Il Galatasaray vede il titolo, ma Buruk tuona: "C'è stata una festa simile, mi ha dato fastidio"
Nella 31ª giornata di Super Lig, il Galatasaray ha sconfitto i rivali storici del Fenerbahce per 3-0 al RAMS Park. Quasi da match-point per il titolo, visto che i giallorossi si sono portati a +7 in vetta. Okan Buruk, tecnico della capolista, ha conquistato così il suo 11° derby. "È qualcosa che fa parte della nostra identità, lo dico sempre. Quest'anno in Champions League, nelle partite in casa... quando ci concentriamo su una singola partita, per noi scatta qualcosa di diverso. È molto difficile gestire il campionato insieme alla Champions League", ha esordito ai microfoni ufficiali del club turco.
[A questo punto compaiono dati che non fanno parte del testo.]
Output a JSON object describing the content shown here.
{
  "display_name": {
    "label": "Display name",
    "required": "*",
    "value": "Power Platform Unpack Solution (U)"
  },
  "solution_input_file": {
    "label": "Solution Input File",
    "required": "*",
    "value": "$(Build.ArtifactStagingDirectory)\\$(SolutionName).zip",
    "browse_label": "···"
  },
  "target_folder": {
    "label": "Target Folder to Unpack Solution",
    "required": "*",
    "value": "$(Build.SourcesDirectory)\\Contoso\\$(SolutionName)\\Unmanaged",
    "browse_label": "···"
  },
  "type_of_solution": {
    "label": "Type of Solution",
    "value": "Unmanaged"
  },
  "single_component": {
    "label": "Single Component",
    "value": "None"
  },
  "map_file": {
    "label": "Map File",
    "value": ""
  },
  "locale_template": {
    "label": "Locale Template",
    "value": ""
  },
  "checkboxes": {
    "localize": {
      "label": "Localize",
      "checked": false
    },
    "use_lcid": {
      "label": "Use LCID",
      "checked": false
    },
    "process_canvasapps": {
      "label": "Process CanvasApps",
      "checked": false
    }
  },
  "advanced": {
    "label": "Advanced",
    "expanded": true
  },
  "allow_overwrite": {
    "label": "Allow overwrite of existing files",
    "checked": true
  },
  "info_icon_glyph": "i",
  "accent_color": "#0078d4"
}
"Questa settimana, potendoci focalizzare su un solo match... c'è stata la partita di Coppa di Turchia, certo, ma avevo cambiato tutti gli undici titolari. Per questo abbiamo giocato sempre in attacco", ha spiegato Buruk. "Dopo l'1-0, all'inizio del secondo tempo, volevamo continuare a spingere. Avevamo commesso l'errore di non farlo a Kadikoy nel primo tempo. Trovarsi in superiorità numerica a volte crea un istinto di protezione, ma noi abbiamo voluto questa vittoria dall'inizio alla fine. Dio ci ha ricompensati". Infatti, i Canarini sono rimasti in inferiorità numerica per il doppio giallo incassato da Ederson, situazione che ha avvantaggiato il Gala.
La corsa al titolo, tuttavia, non è ancora finita per Buruk. Sebbene manchino pochi punti al traguardo: "Non è finita. Non siamo ancora campioni. Ora andremo a Samsun. Secondo me non abbiamo ancora vinto nulla. Qui c'è stata una celebrazione che sembrava quella per il titolo, e la cosa mi ha dato fastidio. Mancano ancora 3 partite. Spero che riusciremo a diventare campioni il prima possibile".